The data label , which, in turn, is a piece of data somewhere in the PE file at a given offset. Directly in ILADSM you will see something like this:
.data cil I_00002050 = bytearray ( 01 00 00 00 02 00 00 00 03 00 00 00)
This is the
data label advertisement, which is, as already seen, the byte sequence of the final array in little-endian. Now we need to understand how
InitailizeArray works:
call void [mscorlib]System.Runtime.CompilerServices.RuntimeHelpers::InitializeArray(class [mscorlib]System.Array, valuetype [mscorlib]System.RuntimeFieldHandle)
An instance of the array is transmitted (we have already created it with the commands
IL_0001 ,
IL_0002 ) and a pointer to the field specified after the keyword "
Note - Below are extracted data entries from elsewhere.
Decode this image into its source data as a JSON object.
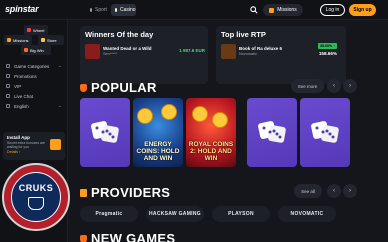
{
  "header": {
    "logo_text": "spinstar",
    "nav": {
      "sport": "Sport",
      "casino": "Casino"
    },
    "missions": "Missions",
    "login": "Log in",
    "signup": "Sign up"
  },
  "sidebar": {
    "tiles": {
      "wheel": "Wheel",
      "missions": "Missions",
      "store": "Store",
      "big_win": "Big Win"
    },
    "items": [
      {
        "label": "Game Categories",
        "icon": "grid-icon",
        "chevron": "⌄"
      },
      {
        "label": "Promotions",
        "icon": "gift-icon"
      },
      {
        "label": "VIP",
        "icon": "crown-icon"
      },
      {
        "label": "Live Chat",
        "icon": "chat-icon"
      },
      {
        "label": "English",
        "icon": "globe-icon",
        "chevron": "⌄"
      }
    ],
    "install": {
      "title": "Install App",
      "subtitle": "Secret extra bonuses are waiting for you",
      "details": "Details ›"
    },
    "seal_text": "CRUKS"
  },
  "winners": {
    "title": "Winners Of the day",
    "game": "Wanted Dead or a Wild",
    "user": "Sen*****",
    "amount": "1 987.6 EUR"
  },
  "top_rtp": {
    "title": "Top live RTP",
    "game": "Book of Ra deluxe 6",
    "provider": "Novomatic",
    "badge": "35.00% ↑",
    "value": "158.66%"
  },
  "popular": {
    "title": "POPULAR",
    "see_more": "See more",
    "prev": "‹",
    "next": "›",
    "games": [
      {
        "type": "dice",
        "title": ""
      },
      {
        "type": "coins",
        "title": "ENERGY COINS: HOLD AND WIN"
      },
      {
        "type": "royal",
        "title": "ROYAL COINS 2: HOLD AND WIN"
      },
      {
        "type": "dice",
        "title": ""
      },
      {
        "type": "dice",
        "title": ""
      }
    ]
  },
  "providers": {
    "title": "PROVIDERS",
    "see_all": "See all",
    "prev": "‹",
    "next": "›",
    "list": [
      "Pragmatic",
      "HACKSAW GAMING",
      "PLAYSON",
      "NOVOMATIC"
    ]
  },
  "new_games": {
    "title": "NEW GAMES"
  },
  "colors": {
    "accent": "#ff9e1b",
    "background": "#14161c",
    "panel": "#1d2027",
    "win_green": "#3ddc84"
  }
}
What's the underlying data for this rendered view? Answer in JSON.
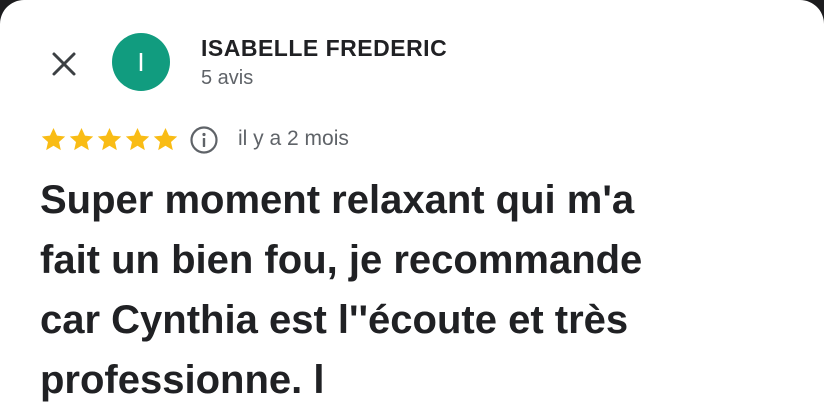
{
  "header": {
    "close_icon": "close-icon"
  },
  "author": {
    "initial": "I",
    "avatar_color": "#119c7f",
    "name": "ISABELLE FREDERIC",
    "meta": "5 avis"
  },
  "review": {
    "rating": 5,
    "rating_max": 5,
    "star_color": "#f9bc15",
    "info_icon": "info-icon",
    "date": "il y a 2 mois",
    "lines": [
      "Super moment relaxant qui m'a",
      "fait un bien fou, je recommande",
      "car Cynthia est l''écoute et très",
      "professionne. l"
    ]
  }
}
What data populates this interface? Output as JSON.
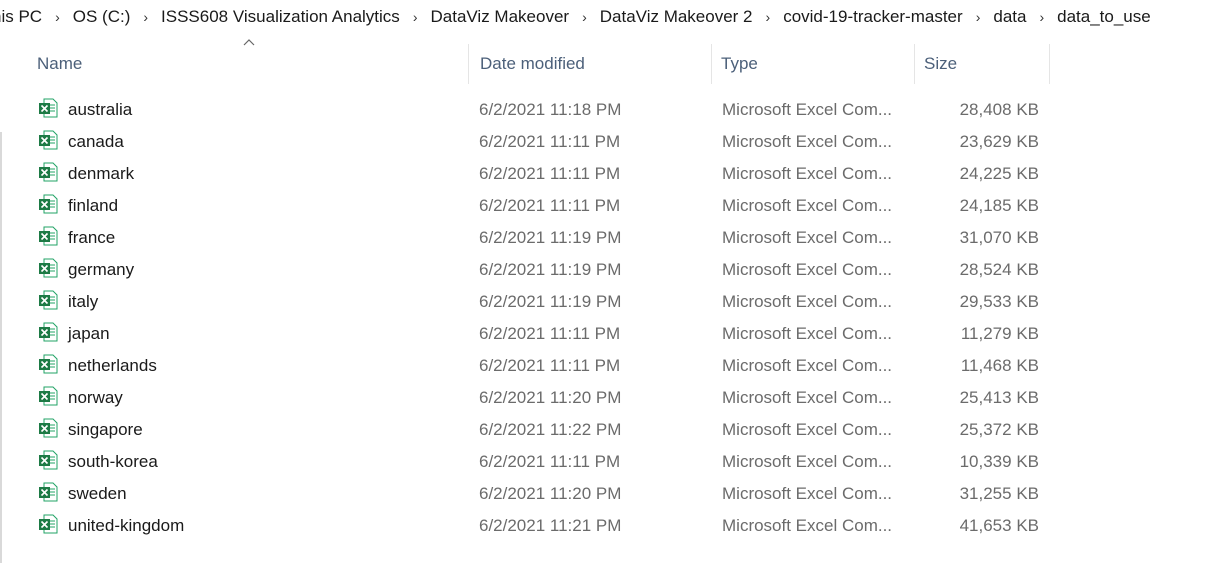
{
  "breadcrumb": [
    "his PC",
    "OS (C:)",
    "ISSS608 Visualization Analytics",
    "DataViz Makeover",
    "DataViz Makeover 2",
    "covid-19-tracker-master",
    "data",
    "data_to_use"
  ],
  "columns": {
    "name": "Name",
    "date": "Date modified",
    "type": "Type",
    "size": "Size"
  },
  "files": [
    {
      "name": "australia",
      "date": "6/2/2021 11:18 PM",
      "type": "Microsoft Excel Com...",
      "size": "28,408 KB"
    },
    {
      "name": "canada",
      "date": "6/2/2021 11:11 PM",
      "type": "Microsoft Excel Com...",
      "size": "23,629 KB"
    },
    {
      "name": "denmark",
      "date": "6/2/2021 11:11 PM",
      "type": "Microsoft Excel Com...",
      "size": "24,225 KB"
    },
    {
      "name": "finland",
      "date": "6/2/2021 11:11 PM",
      "type": "Microsoft Excel Com...",
      "size": "24,185 KB"
    },
    {
      "name": "france",
      "date": "6/2/2021 11:19 PM",
      "type": "Microsoft Excel Com...",
      "size": "31,070 KB"
    },
    {
      "name": "germany",
      "date": "6/2/2021 11:19 PM",
      "type": "Microsoft Excel Com...",
      "size": "28,524 KB"
    },
    {
      "name": "italy",
      "date": "6/2/2021 11:19 PM",
      "type": "Microsoft Excel Com...",
      "size": "29,533 KB"
    },
    {
      "name": "japan",
      "date": "6/2/2021 11:11 PM",
      "type": "Microsoft Excel Com...",
      "size": "11,279 KB"
    },
    {
      "name": "netherlands",
      "date": "6/2/2021 11:11 PM",
      "type": "Microsoft Excel Com...",
      "size": "11,468 KB"
    },
    {
      "name": "norway",
      "date": "6/2/2021 11:20 PM",
      "type": "Microsoft Excel Com...",
      "size": "25,413 KB"
    },
    {
      "name": "singapore",
      "date": "6/2/2021 11:22 PM",
      "type": "Microsoft Excel Com...",
      "size": "25,372 KB"
    },
    {
      "name": "south-korea",
      "date": "6/2/2021 11:11 PM",
      "type": "Microsoft Excel Com...",
      "size": "10,339 KB"
    },
    {
      "name": "sweden",
      "date": "6/2/2021 11:20 PM",
      "type": "Microsoft Excel Com...",
      "size": "31,255 KB"
    },
    {
      "name": "united-kingdom",
      "date": "6/2/2021 11:21 PM",
      "type": "Microsoft Excel Com...",
      "size": "41,653 KB"
    }
  ],
  "icons": {
    "file": "excel-file-icon",
    "sort": "sort-ascending-icon",
    "separator": "chevron-right-icon"
  },
  "colors": {
    "excel_green": "#1d7a45",
    "header_text": "#4c607a",
    "meta_text": "#6b6b6b"
  }
}
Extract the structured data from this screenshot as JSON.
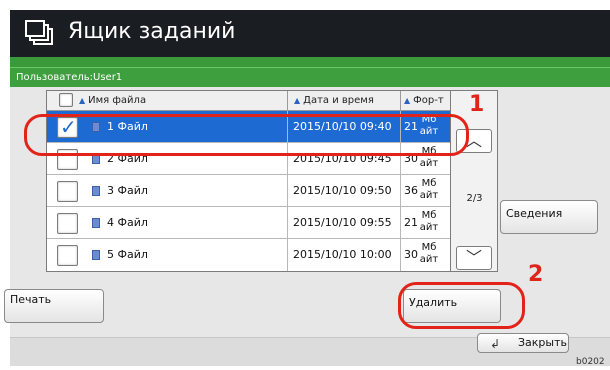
{
  "window": {
    "title": "Ящик заданий"
  },
  "user_bar": {
    "label": "Пользователь:",
    "value": "User1"
  },
  "table": {
    "columns": [
      {
        "label": "Имя файла"
      },
      {
        "label": "Дата и время"
      },
      {
        "label": "Фор-т"
      }
    ],
    "rows": [
      {
        "name": "1 Файл",
        "datetime": "2015/10/10 09:40",
        "size": "21",
        "unit": "Мб айт",
        "selected": true
      },
      {
        "name": "2 Файл",
        "datetime": "2015/10/10 09:45",
        "size": "30",
        "unit": "Мб айт",
        "selected": false
      },
      {
        "name": "3 Файл",
        "datetime": "2015/10/10 09:50",
        "size": "36",
        "unit": "Мб айт",
        "selected": false
      },
      {
        "name": "4 Файл",
        "datetime": "2015/10/10 09:55",
        "size": "21",
        "unit": "Мб айт",
        "selected": false
      },
      {
        "name": "5 Файл",
        "datetime": "2015/10/10 10:00",
        "size": "30",
        "unit": "Мб айт",
        "selected": false
      }
    ]
  },
  "pager": {
    "indicator": "2/3",
    "up_icon": "chevron-up-icon",
    "down_icon": "chevron-down-icon"
  },
  "buttons": {
    "print": "Печать",
    "details": "Сведения",
    "delete": "Удалить",
    "close": "Закрыть"
  },
  "callouts": {
    "one": "1",
    "two": "2"
  },
  "footer": {
    "ref": "b0202"
  },
  "colors": {
    "titlebar": "#1a1d22",
    "accent_green": "#3e9f3e",
    "selection": "#1e6ad3",
    "callout": "#e2231a"
  }
}
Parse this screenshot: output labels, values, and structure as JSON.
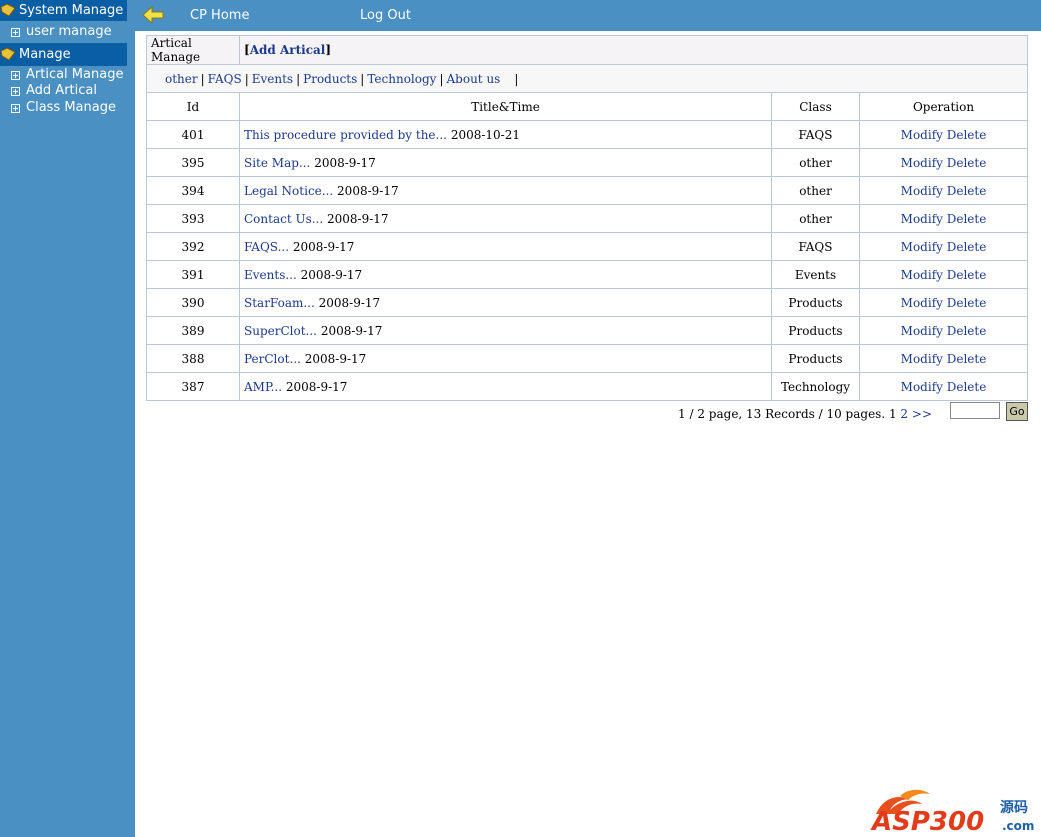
{
  "sidebar": {
    "sections": [
      {
        "label": "System Manage",
        "items": [
          {
            "label": "user manage"
          }
        ]
      },
      {
        "label": "Manage",
        "items": [
          {
            "label": "Artical Manage"
          },
          {
            "label": "Add Artical"
          },
          {
            "label": "Class Manage"
          }
        ]
      }
    ]
  },
  "topbar": {
    "home_label": "CP Home",
    "logout_label": "Log Out"
  },
  "header": {
    "section_title": "Artical Manage",
    "add_link": "Add Artical",
    "bracket_open": "[",
    "bracket_close": "]"
  },
  "class_nav": {
    "items": [
      "other",
      "FAQS",
      "Events",
      "Products",
      "Technology",
      "About us"
    ],
    "separator": "|"
  },
  "table": {
    "columns": [
      "Id",
      "Title&Time",
      "Class",
      "Operation"
    ],
    "rows": [
      {
        "id": "401",
        "title": "This procedure provided by the...",
        "date": "2008-10-21",
        "class": "FAQS"
      },
      {
        "id": "395",
        "title": "Site Map...",
        "date": "2008-9-17",
        "class": "other"
      },
      {
        "id": "394",
        "title": "Legal Notice...",
        "date": "2008-9-17",
        "class": "other"
      },
      {
        "id": "393",
        "title": "Contact Us...",
        "date": "2008-9-17",
        "class": "other"
      },
      {
        "id": "392",
        "title": "FAQS...",
        "date": "2008-9-17",
        "class": "FAQS"
      },
      {
        "id": "391",
        "title": "Events...",
        "date": "2008-9-17",
        "class": "Events"
      },
      {
        "id": "390",
        "title": "StarFoam...",
        "date": "2008-9-17",
        "class": "Products"
      },
      {
        "id": "389",
        "title": "SuperClot...",
        "date": "2008-9-17",
        "class": "Products"
      },
      {
        "id": "388",
        "title": "PerClot...",
        "date": "2008-9-17",
        "class": "Products"
      },
      {
        "id": "387",
        "title": "AMP...",
        "date": "2008-9-17",
        "class": "Technology"
      }
    ],
    "modify_label": "Modify",
    "delete_label": "Delete"
  },
  "pager": {
    "summary": "1 / 2 page, 13 Records / 10 pages. 1",
    "page_2": "2",
    "next": ">>",
    "input_value": "",
    "go_label": "Go"
  },
  "logo": {
    "text": "ASP300",
    "sub": ".com",
    "cn": "源码"
  },
  "colors": {
    "sidebar_bg": "#4a90c2",
    "sidebar_header": "#0a5ea3",
    "link": "#1c3a8a"
  }
}
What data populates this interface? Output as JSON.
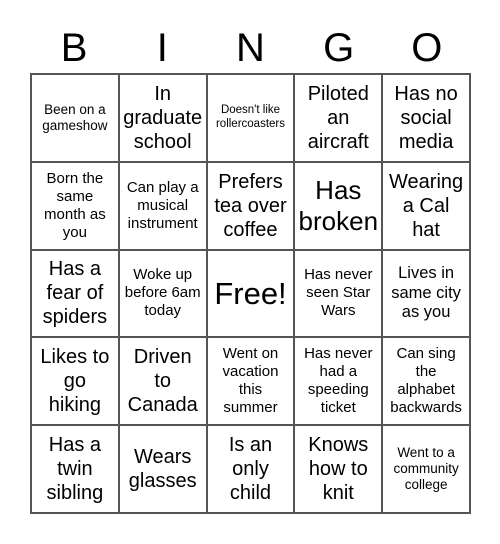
{
  "header": [
    "B",
    "I",
    "N",
    "G",
    "O"
  ],
  "cells": [
    "Been on a gameshow",
    "In graduate school",
    "Doesn't like rollercoasters",
    "Piloted an aircraft",
    "Has no social media",
    "Born the same month as you",
    "Can play a musical instrument",
    "Prefers tea over coffee",
    "Has broken",
    "Wearing a Cal hat",
    "Has a fear of spiders",
    "Woke up before 6am today",
    "Free!",
    "Has never seen Star Wars",
    "Lives in same city as you",
    "Likes to go hiking",
    "Driven to Canada",
    "Went on vacation this summer",
    "Has never had a speeding ticket",
    "Can sing the alphabet backwards",
    "Has a twin sibling",
    "Wears glasses",
    "Is an only child",
    "Knows how to knit",
    "Went to a community college"
  ]
}
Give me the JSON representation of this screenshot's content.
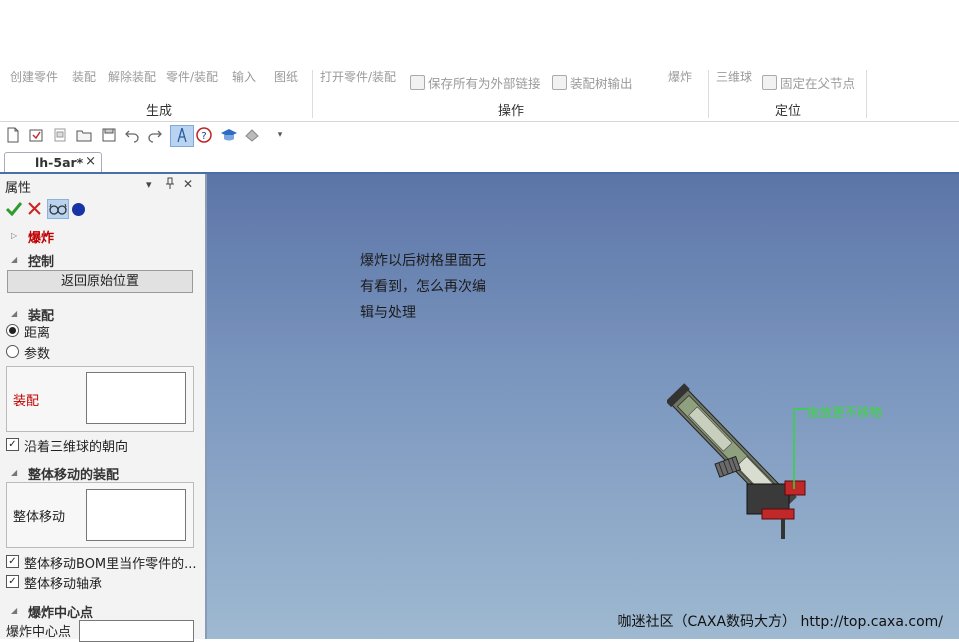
{
  "ribbon": {
    "partial_items": [
      "创建零件",
      "装配",
      "解除装配",
      "零件/装配",
      "输入",
      "图纸"
    ],
    "partial_open": "打开零件/装配",
    "save_external": "保存所有为外部链接",
    "assembly_tree_output": "装配树输出",
    "explode": "爆炸",
    "triball": "三维球",
    "fix_parent": "固定在父节点",
    "groups": {
      "generate": "生成",
      "operation": "操作",
      "position": "定位"
    }
  },
  "tab": {
    "title": "lh-5ar*",
    "close": "×"
  },
  "panel": {
    "title": "属性",
    "header_icons": {
      "dropdown": "▾",
      "pin": "ᛝ",
      "close": "✕"
    },
    "section_explode": "爆炸",
    "section_control": "控制",
    "btn_restore": "返回原始位置",
    "section_assembly": "装配",
    "radio_distance": "距离",
    "radio_param": "参数",
    "assembly_label": "装配",
    "chk_triball": "沿着三维球的朝向",
    "section_whole": "整体移动的装配",
    "whole_label": "整体移动",
    "chk_bom": "整体移动BOM里当作零件的...",
    "chk_bearing": "整体移动轴承",
    "section_center": "爆炸中心点",
    "center_label": "爆炸中心点"
  },
  "viewport": {
    "note": "爆炸以后树格里面无有看到，怎么再次编辑与处理",
    "note_line1": "爆炸以后树格里面无",
    "note_line2": "有看到，怎么再次编",
    "note_line3": "辑与处理",
    "footer": "咖迷社区（CAXA数码大方） http://top.caxa.com/",
    "model_label": "拖放更不移物"
  },
  "colors": {
    "accent": "#4a6fa6",
    "check_green": "#2e9b2e",
    "cancel_red": "#cc2222",
    "section_red": "#c00000",
    "viewport_top": "#5c75a8",
    "viewport_bottom": "#9eb9d0",
    "label_green": "#39d93a"
  }
}
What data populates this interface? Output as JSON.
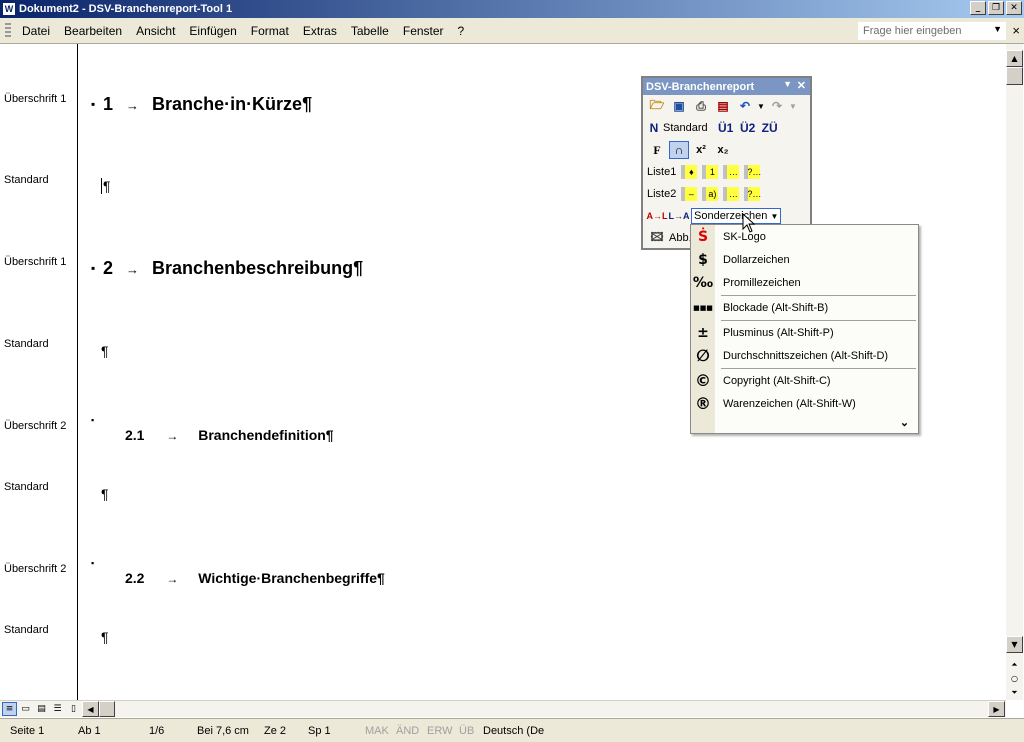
{
  "window": {
    "title": "Dokument2 - DSV-Branchenreport-Tool 1",
    "app_icon": "W"
  },
  "menu": {
    "items": [
      "Datei",
      "Bearbeiten",
      "Ansicht",
      "Einfügen",
      "Format",
      "Extras",
      "Tabelle",
      "Fenster",
      "?"
    ],
    "ask_placeholder": "Frage hier eingeben"
  },
  "styles": [
    {
      "label": "Überschrift 1"
    },
    {
      "label": "Standard"
    },
    {
      "label": "Überschrift 1"
    },
    {
      "label": "Standard"
    },
    {
      "label": "Überschrift 2"
    },
    {
      "label": "Standard"
    },
    {
      "label": "Überschrift 2"
    },
    {
      "label": "Standard"
    }
  ],
  "document": {
    "h1a_num": "1",
    "h1a_text": "Branche·in·Kürze¶",
    "h1b_num": "2",
    "h1b_text": "Branchenbeschreibung¶",
    "h2a_num": "2.1",
    "h2a_text": "Branchendefinition¶",
    "h2b_num": "2.2",
    "h2b_text": "Wichtige·Branchenbegriffe¶",
    "tab_arrow": "→",
    "pilcrow": "¶",
    "bullet": "▪"
  },
  "toolbar": {
    "title": "DSV-Branchenreport",
    "standard_label": "Standard",
    "u1": "Ü1",
    "u2": "Ü2",
    "zu": "ZÜ",
    "bold": "F",
    "liste1": "Liste1",
    "liste2": "Liste2",
    "sonder": "Sonderzeichen",
    "abb": "Abb."
  },
  "dropdown": {
    "items": [
      {
        "icon": "sk-logo-icon",
        "glyph": "Ṡ",
        "label": "SK-Logo"
      },
      {
        "icon": "dollar-icon",
        "glyph": "$",
        "label": "Dollarzeichen"
      },
      {
        "icon": "promille-icon",
        "glyph": "‰",
        "label": "Promillezeichen"
      },
      {
        "icon": "blockade-icon",
        "glyph": "■■■",
        "label": "Blockade (Alt-Shift-B)"
      },
      {
        "icon": "plusminus-icon",
        "glyph": "±",
        "label": "Plusminus (Alt-Shift-P)"
      },
      {
        "icon": "durchschnitt-icon",
        "glyph": "∅",
        "label": "Durchschnittszeichen (Alt-Shift-D)"
      },
      {
        "icon": "copyright-icon",
        "glyph": "©",
        "label": "Copyright (Alt-Shift-C)"
      },
      {
        "icon": "registered-icon",
        "glyph": "®",
        "label": "Warenzeichen (Alt-Shift-W)"
      }
    ],
    "more": "⌄"
  },
  "status": {
    "seite": "Seite 1",
    "ab": "Ab 1",
    "pages": "1/6",
    "bei": "Bei 7,6 cm",
    "ze": "Ze 2",
    "sp": "Sp 1",
    "mak": "MAK",
    "aend": "ÄND",
    "erw": "ERW",
    "ueb": "ÜB",
    "lang": "Deutsch (De"
  },
  "colors": {
    "titlebar": "#0a246a",
    "toolbar_title": "#7b96c2",
    "highlight": "#ffff40"
  }
}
at ", into which the array data is wrapped. So runtime is able to calculate the required number of bytes to read at a given address, thus constructing an array. In turn, the meaning of the value
I_0000 2050 does not constitute any mystery - it is the most ordinary
RVA . You can verify this using dumpbin:

But there is an equally interesting detail: the compiler re-
uses the type
__StaticArrayInitTypeSize when arrays take up the same amount of memory space. So listing:
int[] ints = { 1, 2, 3, 4, 5, 6, 7, 8 }; long[] longs = { 1, 2, 3, 4 }; byte[] bytes = { 1, 2, 3, 4, 5, 6, 7, 8, 9, 10, 11, 12, 13, 14, 15, 16, 17, 18, 19, 20, 21, 22, 23, 24, 25, 26, 27, 28, 29, 30, 31, 32 };
Makes the compiler use the same type, because all arrays in memory occupy 32 bytes each:
.field static assembly valuetype '<PrivateImplementationDetails>{AA6C9D77-5FAD-47E0-8B55-1D8739074F1F}'/'__StaticArrayInitTypeSize=32' '$$method0x6000001-1' at I_00002050 .field static assembly valuetype '<PrivateImplementationDetails>{AA6C9D77-5FAD-47E0-8B55-1D8739074F1F}'/'__StaticArrayInitTypeSize=32' '$$method0x6000001-2' at I_00002070 .field static assembly valuetype '<PrivateImplementationDetails>{AA6C9D77-5FAD-47E0-8B55-1D8739074F1F}'/'__StaticArrayInitTypeSize=32' '$$method0x6000001-3' at I_00002090 .data cil I_00002050 = bytearray ( 01 00 00 00 02 00 00 00 03 00 00 00 04 00 00 00 05 00 00 00 06 00 00 00 07 00 00 00 08 00 00 00) .data cil I_00002070 = bytearray ( 01 00 00 00 00 00 00 00 02 00 00 00 00 00 00 00 03 00 00 00 00 00 00 00 04 00 00 00 00 00 00 00) .data cil I_00002090 = bytearray ( 01 02 03 04 05 06 07 08 09 0A 0B 0C 0D 0E 0F 10 11 12 13 14 15 16 17 18 19 1A 1B 1C 1D 1E 1F 20)
Also, for arrays with sizes of 1 and 2
elements , this IL code will generate:
.method private hidebysig static void Main() cil managed { .entrypoint // Code size 19 (0x13) .maxstack 3 .locals init (int32[] V_0, int32[] V_1) IL_0000: nop IL_0001: ldc.i4.2 IL_0002: newarr [mscorlib]System.Int32 IL_0007: stloc.1 // // V_1[0] = 1 // IL_0008: ldloc.1 IL_0009: ldc.i4.0 IL_000a: ldc.i4.1 IL_000b: stelem.i4 // // V_1[1] = 2 // IL_000c: ldloc.1 IL_000d: ldc.i4.1 IL_000e: ldc.i4.2 IL_000f: stelem.i4 // // V_0 = V_1 // IL_0010: ldloc.1 IL_0011: stloc.0 IL_0012: ret } // end of method Q::Main
And here, in fact, that very focus with two local variables: one of them is temporary, into which values are placed as the array is filled, after which the reference to the array is transferred to the main variable. The reasons for this approach (with a separate method for filling the array) are obvious: in the case of a naive implementation, we would have 4 commands for each element, which would increase the amount of array building code linearly in proportion to the size of the array, instead the code size is constant.
ps The article describes the behavior of the compilers C # 2.0 and 3.0 versions from Microsoft. The behavior of code generated by compilers of other versions or third-party compilers (for example, Mono) may differ from the one given in the article.